For I will set mine eyes upon them for good, and I will bring them again to this land: and I will build them, and not pull them down; and I will plant them, and not pluck them up.
(6) I will set mine eyes upon them for good.—The state of the Jews at Babylon at the time of the return from exile was obviously far above that of slaves or prisoners. They had money (Ezra 2:69), they cultivated land, they built houses (Jeremiah 29:4; Jeremiah 29:28). Many were reluctant to leave their new home for the land of their fathers, and among these must have been the families represented at a later date by Ezra and the priests and Levites who accompanied him (Ezra 8:15).
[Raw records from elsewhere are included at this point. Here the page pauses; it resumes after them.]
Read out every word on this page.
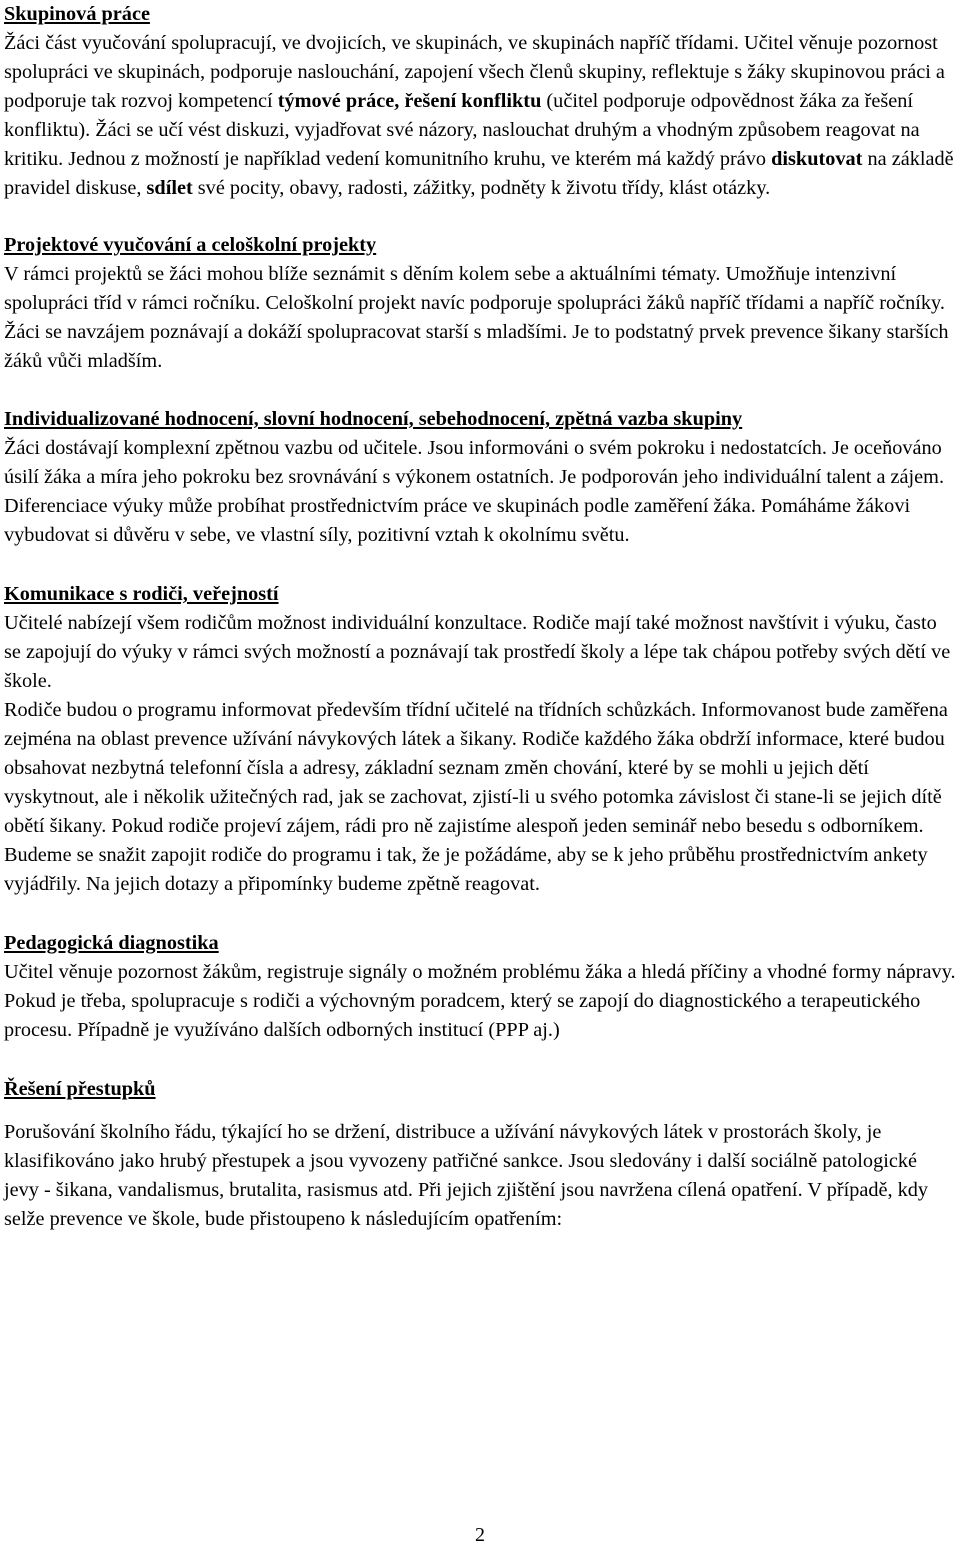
Skupinová práce

Žáci část vyučování spolupracují, ve dvojicích, ve skupinách, ve skupinách napříč třídami. Učitel věnuje pozornost spolupráci ve skupinách, podporuje naslouchání, zapojení všech členů skupiny, reflektuje s žáky skupinovou práci a podporuje tak rozvoj kompetencí týmové práce, řešení konfliktu (učitel podporuje odpovědnost žáka za řešení konfliktu). Žáci se učí vést diskuzi, vyjadřovat své názory, naslouchat druhým a vhodným způsobem reagovat na kritiku. Jednou z možností je například vedení komunitního kruhu, ve kterém má každý právo diskutovat na základě pravidel diskuse, sdílet své pocity, obavy, radosti, zážitky, podněty k životu třídy, klást otázky.

Projektové vyučování a celoškolní projekty

V rámci projektů se žáci mohou blíže seznámit s děním kolem sebe a aktuálními tématy. Umožňuje intenzivní spolupráci tříd v rámci ročníku. Celoškolní projekt navíc podporuje spolupráci žáků napříč třídami a napříč ročníky. Žáci se navzájem poznávají a dokáží spolupracovat starší s mladšími. Je to podstatný prvek prevence šikany starších žáků vůči mladším.

Individualizované hodnocení, slovní hodnocení, sebehodnocení, zpětná vazba skupiny

Žáci dostávají komplexní zpětnou vazbu od učitele. Jsou informováni o svém pokroku i nedostatcích. Je oceňováno úsilí žáka a míra jeho pokroku bez srovnávání s výkonem ostatních. Je podporován jeho individuální talent a zájem. Diferenciace výuky může probíhat prostřednictvím práce ve skupinách podle zaměření žáka. Pomáháme žákovi vybudovat si důvěru v sebe, ve vlastní síly, pozitivní vztah k okolnímu světu.

Komunikace s rodiči, veřejností

Učitelé nabízejí všem rodičům možnost individuální konzultace. Rodiče mají také možnost navštívit i výuku, často se zapojují do výuky v rámci svých možností a poznávají tak prostředí školy a lépe tak chápou potřeby svých dětí ve škole.

Rodiče budou o programu informovat především třídní učitelé na třídních schůzkách. Informovanost bude zaměřena zejména na oblast prevence užívání návykových látek a šikany. Rodiče každého žáka obdrží informace, které budou obsahovat nezbytná telefonní čísla a adresy, základní seznam změn chování, které by se mohli u jejich dětí vyskytnout, ale i několik užitečných rad, jak se zachovat, zjistí-li u svého potomka závislost či stane-li se jejich dítě obětí šikany. Pokud rodiče projeví zájem, rádi pro ně zajistíme alespoň jeden seminář nebo besedu s odborníkem. Budeme se snažit zapojit rodiče do programu i tak, že je požádáme, aby se k jeho průběhu prostřednictvím ankety vyjádřily. Na jejich dotazy a připomínky budeme zpětně reagovat.

Pedagogická diagnostika

Učitel věnuje pozornost žákům, registruje signály o možném problému žáka a hledá příčiny a vhodné formy nápravy. Pokud je třeba, spolupracuje s rodiči a výchovným poradcem, který se zapojí do diagnostického a terapeutického procesu. Případně je využíváno dalších odborných institucí (PPP aj.)

Řešení přestupků

Porušování školního řádu, týkající ho se držení, distribuce a užívání návykových látek v prostorách školy, je klasifikováno jako hrubý přestupek a jsou vyvozeny patřičné sankce. Jsou sledovány i další sociálně patologické jevy - šikana, vandalismus, brutalita, rasismus atd. Při jejich zjištění jsou navržena cílená opatření. V případě, kdy selže prevence ve škole, bude přistoupeno k následujícím opatřením:

2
They were not subjected, as many conquered nations have been, to the misery of a second emigration to a more distant land. The victory of Cyrus manifestly brought with it every way an improvement in their condition; but even under Nebuchadnezzar they rose, as in the case of Daniel and his companions, to high honour.
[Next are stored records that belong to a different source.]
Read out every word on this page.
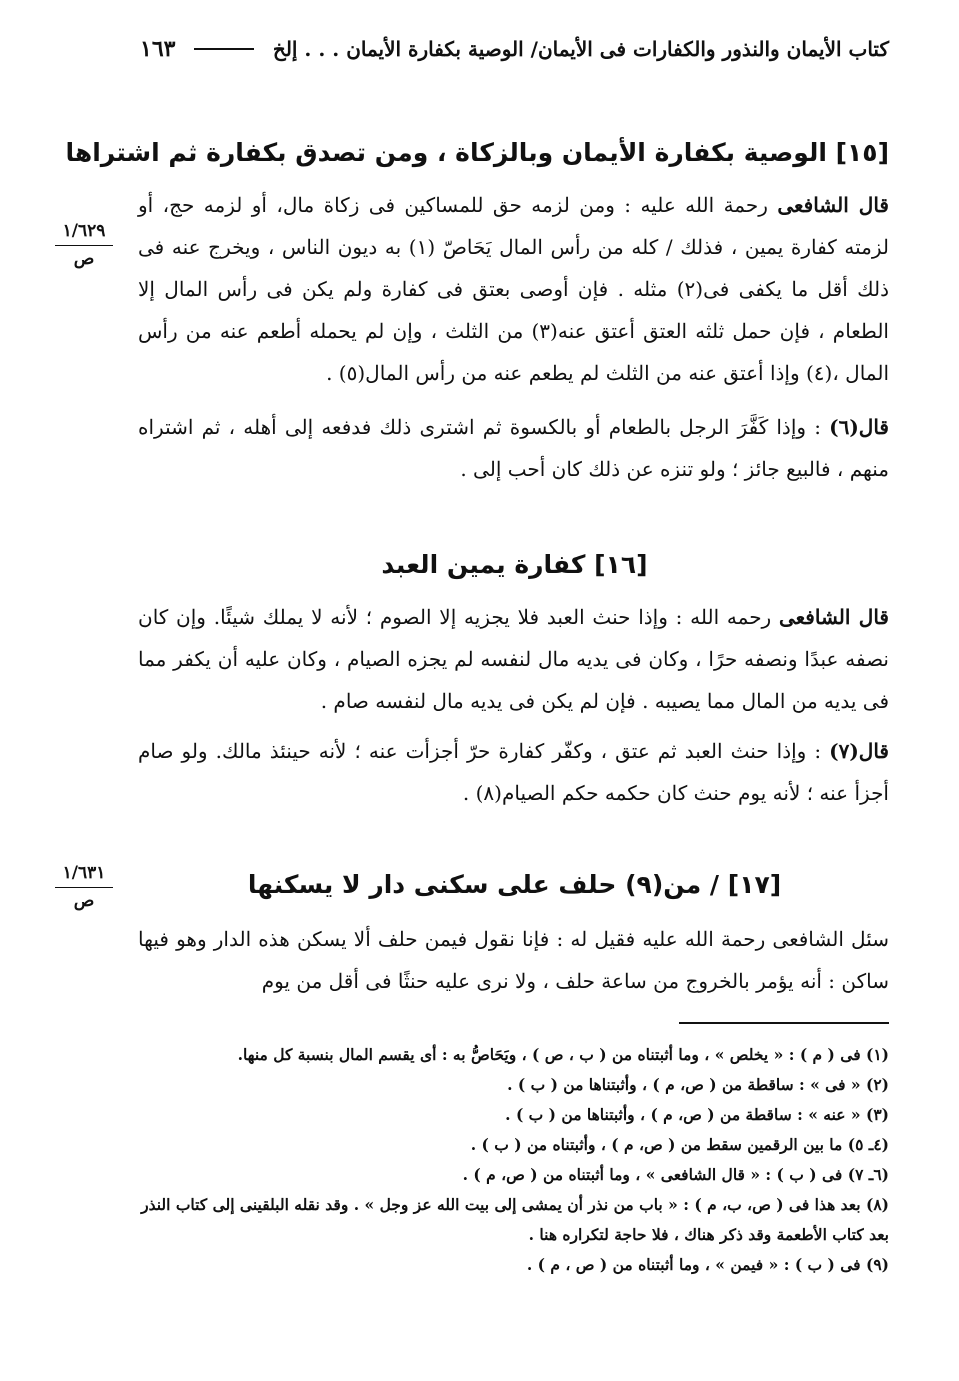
كتاب الأيمان والنذور والكفارات فى الأيمان/ الوصية بكفارة الأيمان . . . إلخ
١٦٣
١/٦٢٩
ص
١/٦٣١
ص
[١٥] الوصية بكفارة الأيمان وبالزكاة ، ومن تصدق بكفارة ثم اشتراها
قال الشافعى رحمة الله عليه : ومن لزمه حق للمساكين فى زكاة مال، أو لزمه حج، أو لزمته كفارة يمين ، فذلك / كله من رأس المال يَحَاصّ (١) به ديون الناس ، ويخرج عنه فى ذلك أقل ما يكفى فى(٢) مثله . فإن أوصى بعتق فى كفارة ولم يكن فى رأس المال إلا الطعام ، فإن حمل ثلثه العتق أعتق عنه(٣) من الثلث ، وإن لم يحمله أطعم عنه من رأس المال ،(٤) وإذا أعتق عنه من الثلث لم يطعم عنه من رأس المال(٥) .
قال(٦) : وإذا كَفَّرَ الرجل بالطعام أو بالكسوة ثم اشترى ذلك فدفعه إلى أهله ، ثم اشتراه منهم ، فالبيع جائز ؛ ولو تنزه عن ذلك كان أحب إلى .
[١٦] كفارة يمين العبد
قال الشافعى رحمه الله : وإذا حنث العبد فلا يجزيه إلا الصوم ؛ لأنه لا يملك شيئًا. وإن كان نصفه عبدًا ونصفه حرًا ، وكان فى يديه مال لنفسه لم يجزه الصيام ، وكان عليه أن يكفر مما فى يديه من المال مما يصيبه . فإن لم يكن فى يديه مال لنفسه صام .
قال(٧) : وإذا حنث العبد ثم عتق ، وكفّر كفارة حرّ أجزأت عنه ؛ لأنه حينئذ مالك. ولو صام أجزأ عنه ؛ لأنه يوم حنث كان حكمه حكم الصيام(٨) .
[١٧] / من(٩) حلف على سكنى دار لا يسكنها
سئل الشافعى رحمة الله عليه فقيل له : فإنا نقول فيمن حلف ألا يسكن هذه الدار وهو فيها ساكن : أنه يؤمر بالخروج من ساعة حلف ، ولا نرى عليه حنثًا فى أقل من يوم
(١) فى ( م ) : « يخلص » ، وما أثبتناه من ( ب ، ص ) ، ويَحَاصُّ به : أى يقسم المال بنسبة كل منها.
(٢) « فى » : ساقطة من ( ص، م ) ، وأثبتناها من ( ب ) .
(٣) « عنه » : ساقطة من ( ص، م ) ، وأثبتناها من ( ب ) .
(٤ـ ٥) ما بين الرقمين سقط من ( ص، م ) ، وأثبتناه من ( ب ) .
(٦ـ ٧) فى ( ب ) : « قال الشافعى » ، وما أثبتناه من ( ص، م ) .
(٨) بعد هذا فى ( ص، ب، م ) : « باب من نذر أن يمشى إلى بيت الله عز وجل » . وقد نقله البلقينى إلى كتاب النذر بعد كتاب الأطعمة وقد ذكر هناك ، فلا حاجة لتكراره هنا .
(٩) فى ( ب ) : « فيمن » ، وما أثبتناه من ( ص ، م ) .
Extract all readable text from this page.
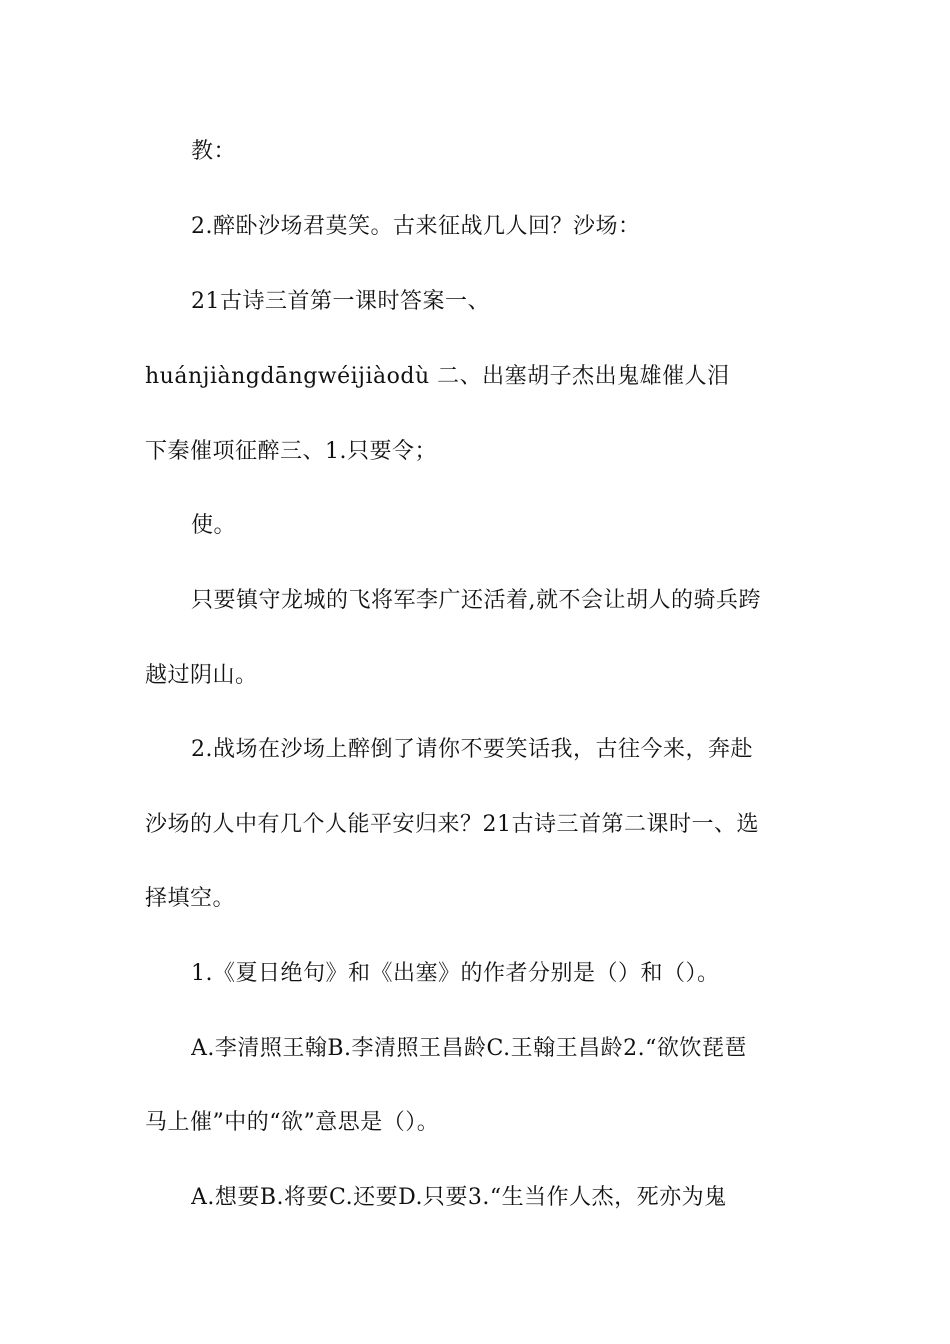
教：
2.醉卧沙场君莫笑。古来征战几人回？沙场：
21古诗三首第一课时答案一、
huánjiàngdāngwéijiàodù 二、出塞胡子杰出鬼雄催人泪
下秦催项征醉三、1.只要令；
使。
只要镇守龙城的飞将军李广还活着,就不会让胡人的骑兵跨
越过阴山。
2.战场在沙场上醉倒了请你不要笑话我，古往今来，奔赴
沙场的人中有几个人能平安归来？21古诗三首第二课时一、选
择填空。
1.《夏日绝句》和《出塞》的作者分别是（）和（）。
A.李清照王翰B.李清照王昌龄C.王翰王昌龄2.“欲饮琵琶
马上催”中的“欲”意思是（）。
A.想要B.将要C.还要D.只要3.“生当作人杰，死亦为鬼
And I will give them an heart to know me, that I am the LORD: and they shall be my people, and I will be their God: for they shall return unto me with their whole heart.
(7) I will give them an heart to know me . . .—Of this also the history of the return gives at least a partial proof. Whatever other faults might be growing up, they never again fell into the apostasy from the true faith in God, which up to the time of the exile had been their besetting sin.

They shall be my people . . .—The prophet clearly remembers and reproduces the promise of Hosea 2:23.

And as the evil figs, which cannot be eaten, they are so evil; surely thus saith the LORD, So will I give Zedekiah the king of Judah, and his princes, and the residue of Jerusalem, that remain in this land, and them that dwell in the land of Egypt:
(8) And them that dwell in the land of Egypt.—These were, in fact, such as had been carried into captivity with Jehoahaz by Pharaoh-nechoh (see Note on Jeremiah 22:11), or had fled thither in order to avoid submission to Nebuchadnezzar, and were settled in Migdol, and Tahpanhes, and Noph. We meet with them later on in Jeremiah 44. For these there was to be no return, no share in the work of restoration. They formed the nucleus of the Jewish population of Egypt, and in course of time (B.C. 150) set up a rival temple at Leontopolis. (See Note on Isaiah 19:19.)

And I will deliver them to be removed into all the kingdoms of the earth for their hurt, to be a reproach and a proverb, a taunt and a curse, in all places whither I shall drive them.
(9) To be a reproach and a proverb.—The language of the verse is coloured by that of Deuteronomy 28:25; Deuteronomy 28:37, from which most of the words are chosen.

And I will send the sword, the famine, and the pestilence, among them, till they be consumed from off the land that I gave unto them and to their fathers.
(10) The sword, the famine, and the pestilence.—The three forms of suffering are grouped together, as in Jeremiah 14:12 and Ezekiel 14:21. The two latter followed almost inevitably in the wake of the first.